OLYMPIA -- The Washington State Library survived the legislative session after Gov. Gary Locke proposed that it be closed, but control of the library likely will shift to the Secretary of State.
Administrators from the library and the secretary of state will meet for the first time this afternoon to discuss the merger.
If Locke signs House Bill 2926 -- which he has indicated he will do -- oversight of the formerly autonomous library will shift to the secretary of state as of July 1.
"We're looking at taking two 727s and combining them into a 747 -- in midair," State Librarian Nancy Zussy said Monday. "We want to do it without upsetting the passengers as much as possible."
That's not to say Zussy doesn't support the change, considering two months ago the library faced elimination as part of Locke's plan to bridge the state's budget shortfall. Library employees got word of Locke's proposal after they had settled in the library's temporary home on South Capital Way in Tumwater.
"This poor staff has been in crisis mode for the last year and a half," Zussy said.
Proposals to bring the library into the Secretary of State's Office had been floating around well before the legislative session. The secretary of state oversees the State Archives.
Trying to find ways to save the library, supporters seized on the idea anew as lawmakers were building their budget proposals.
"I pointed to it and said, 'Maybe this is a viable alternative,'" said Anne Haley, the director of the State Library Commission, which will cease to exist under the new proposal. "There is a lot of compatibility between the library and much of what's being done at the archives."
The merger will be an opportunity for the library to re-examine the services it offers, Haley and Zussy said. The institution has been criticized for not making enough of its services available online or relevant to anyone but state government employees.

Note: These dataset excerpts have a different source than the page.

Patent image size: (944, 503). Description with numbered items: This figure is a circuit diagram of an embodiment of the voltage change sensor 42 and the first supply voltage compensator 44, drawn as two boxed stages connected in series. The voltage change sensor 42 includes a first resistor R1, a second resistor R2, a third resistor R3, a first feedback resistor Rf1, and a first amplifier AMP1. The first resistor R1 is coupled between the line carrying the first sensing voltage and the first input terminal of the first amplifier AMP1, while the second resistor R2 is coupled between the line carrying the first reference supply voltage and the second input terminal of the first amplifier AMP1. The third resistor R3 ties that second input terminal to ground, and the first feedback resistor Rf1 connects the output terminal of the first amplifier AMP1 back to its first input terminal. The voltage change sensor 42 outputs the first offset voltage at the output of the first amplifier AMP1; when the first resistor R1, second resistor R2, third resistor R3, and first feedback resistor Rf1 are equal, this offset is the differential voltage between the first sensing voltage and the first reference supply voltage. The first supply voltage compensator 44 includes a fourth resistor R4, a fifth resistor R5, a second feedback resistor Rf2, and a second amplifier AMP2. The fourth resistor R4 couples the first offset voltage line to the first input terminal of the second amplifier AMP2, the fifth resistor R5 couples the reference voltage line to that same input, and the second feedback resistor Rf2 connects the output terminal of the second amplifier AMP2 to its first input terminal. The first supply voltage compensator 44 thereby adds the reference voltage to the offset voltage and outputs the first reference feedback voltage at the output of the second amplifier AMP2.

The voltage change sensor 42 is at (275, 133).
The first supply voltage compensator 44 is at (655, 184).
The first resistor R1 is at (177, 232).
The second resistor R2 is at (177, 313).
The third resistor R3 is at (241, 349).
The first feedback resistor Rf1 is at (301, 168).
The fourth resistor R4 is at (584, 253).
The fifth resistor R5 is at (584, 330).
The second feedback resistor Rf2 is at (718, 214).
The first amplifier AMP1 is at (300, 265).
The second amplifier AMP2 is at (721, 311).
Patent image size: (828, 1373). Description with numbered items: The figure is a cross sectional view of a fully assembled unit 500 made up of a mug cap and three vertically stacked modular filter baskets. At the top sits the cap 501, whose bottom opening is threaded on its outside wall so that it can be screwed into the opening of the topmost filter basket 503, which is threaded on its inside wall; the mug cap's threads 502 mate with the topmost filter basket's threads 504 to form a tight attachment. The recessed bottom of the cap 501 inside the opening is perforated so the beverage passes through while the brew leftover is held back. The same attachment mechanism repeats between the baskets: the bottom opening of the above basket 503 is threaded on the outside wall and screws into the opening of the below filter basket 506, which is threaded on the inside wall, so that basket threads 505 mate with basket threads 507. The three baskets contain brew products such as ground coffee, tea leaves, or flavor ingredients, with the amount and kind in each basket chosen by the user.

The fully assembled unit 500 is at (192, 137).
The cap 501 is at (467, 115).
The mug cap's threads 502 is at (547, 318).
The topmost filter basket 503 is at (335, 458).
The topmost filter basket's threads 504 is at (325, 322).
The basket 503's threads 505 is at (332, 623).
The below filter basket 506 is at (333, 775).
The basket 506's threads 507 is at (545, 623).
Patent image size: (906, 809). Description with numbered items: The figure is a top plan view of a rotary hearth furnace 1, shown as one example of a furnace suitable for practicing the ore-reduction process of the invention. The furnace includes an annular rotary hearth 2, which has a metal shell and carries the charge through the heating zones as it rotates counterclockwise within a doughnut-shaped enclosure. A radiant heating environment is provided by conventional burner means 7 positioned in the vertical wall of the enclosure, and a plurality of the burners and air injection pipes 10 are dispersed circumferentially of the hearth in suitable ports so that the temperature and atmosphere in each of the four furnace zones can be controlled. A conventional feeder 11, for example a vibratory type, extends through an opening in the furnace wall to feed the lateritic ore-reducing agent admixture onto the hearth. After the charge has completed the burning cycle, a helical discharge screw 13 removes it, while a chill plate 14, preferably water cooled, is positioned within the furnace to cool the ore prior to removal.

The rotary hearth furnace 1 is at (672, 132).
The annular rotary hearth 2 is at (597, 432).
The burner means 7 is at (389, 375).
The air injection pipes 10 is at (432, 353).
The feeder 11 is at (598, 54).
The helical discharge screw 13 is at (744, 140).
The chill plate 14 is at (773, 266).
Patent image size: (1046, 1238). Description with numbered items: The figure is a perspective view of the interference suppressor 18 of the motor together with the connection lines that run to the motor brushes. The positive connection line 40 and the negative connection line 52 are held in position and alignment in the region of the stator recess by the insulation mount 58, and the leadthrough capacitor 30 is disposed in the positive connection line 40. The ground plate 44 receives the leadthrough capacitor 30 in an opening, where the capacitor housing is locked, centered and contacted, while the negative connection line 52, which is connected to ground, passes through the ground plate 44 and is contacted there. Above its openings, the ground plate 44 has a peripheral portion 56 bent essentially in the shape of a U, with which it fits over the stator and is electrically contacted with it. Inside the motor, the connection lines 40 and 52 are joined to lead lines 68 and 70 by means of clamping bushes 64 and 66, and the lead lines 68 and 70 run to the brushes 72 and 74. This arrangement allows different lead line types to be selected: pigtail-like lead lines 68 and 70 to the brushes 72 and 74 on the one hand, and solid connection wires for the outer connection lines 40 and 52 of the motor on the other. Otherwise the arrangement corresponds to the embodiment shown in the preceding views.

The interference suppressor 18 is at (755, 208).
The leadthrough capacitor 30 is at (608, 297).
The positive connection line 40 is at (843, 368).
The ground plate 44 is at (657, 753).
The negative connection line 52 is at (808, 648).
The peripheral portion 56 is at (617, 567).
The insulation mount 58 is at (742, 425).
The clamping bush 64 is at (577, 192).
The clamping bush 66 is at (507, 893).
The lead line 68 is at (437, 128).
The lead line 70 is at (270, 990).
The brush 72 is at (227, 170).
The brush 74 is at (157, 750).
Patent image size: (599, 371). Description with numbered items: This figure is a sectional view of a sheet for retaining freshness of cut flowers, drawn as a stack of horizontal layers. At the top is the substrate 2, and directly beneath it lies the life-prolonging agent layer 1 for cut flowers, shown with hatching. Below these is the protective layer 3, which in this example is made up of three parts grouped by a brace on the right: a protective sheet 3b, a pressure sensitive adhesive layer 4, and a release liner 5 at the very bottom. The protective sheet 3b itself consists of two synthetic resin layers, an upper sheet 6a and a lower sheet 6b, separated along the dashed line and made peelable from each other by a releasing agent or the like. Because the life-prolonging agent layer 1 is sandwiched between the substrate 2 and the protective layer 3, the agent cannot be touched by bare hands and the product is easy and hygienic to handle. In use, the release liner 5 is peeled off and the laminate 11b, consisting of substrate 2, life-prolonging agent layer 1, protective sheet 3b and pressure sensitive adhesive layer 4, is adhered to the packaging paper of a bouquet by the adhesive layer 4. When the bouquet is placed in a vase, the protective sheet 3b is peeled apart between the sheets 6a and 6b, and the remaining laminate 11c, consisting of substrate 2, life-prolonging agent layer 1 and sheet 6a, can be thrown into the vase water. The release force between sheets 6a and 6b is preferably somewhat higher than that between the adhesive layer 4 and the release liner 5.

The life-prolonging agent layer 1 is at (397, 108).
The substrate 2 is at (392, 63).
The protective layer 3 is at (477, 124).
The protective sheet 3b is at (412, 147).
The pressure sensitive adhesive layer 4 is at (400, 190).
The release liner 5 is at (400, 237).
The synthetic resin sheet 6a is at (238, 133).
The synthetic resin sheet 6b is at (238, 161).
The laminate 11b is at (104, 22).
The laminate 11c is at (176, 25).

"The challenge will be to sort out the mission of the library for the 21st century, and to re-engineer it for a new approach," said Secretary of State Sam Reed, who pushed for the merger. "We're going to have to prove its value, and the value it can add."
The library is scheduled to stay in its temporary home in Tumwater for two years, as the Senate occupies the Joel M. Pritchard Library Building during the Capitol renovations.
Reed said it's possible the library could eventually settle in a new site adjacent to the State Archives, which are in a former bomb shelter on the East Capitol Campus.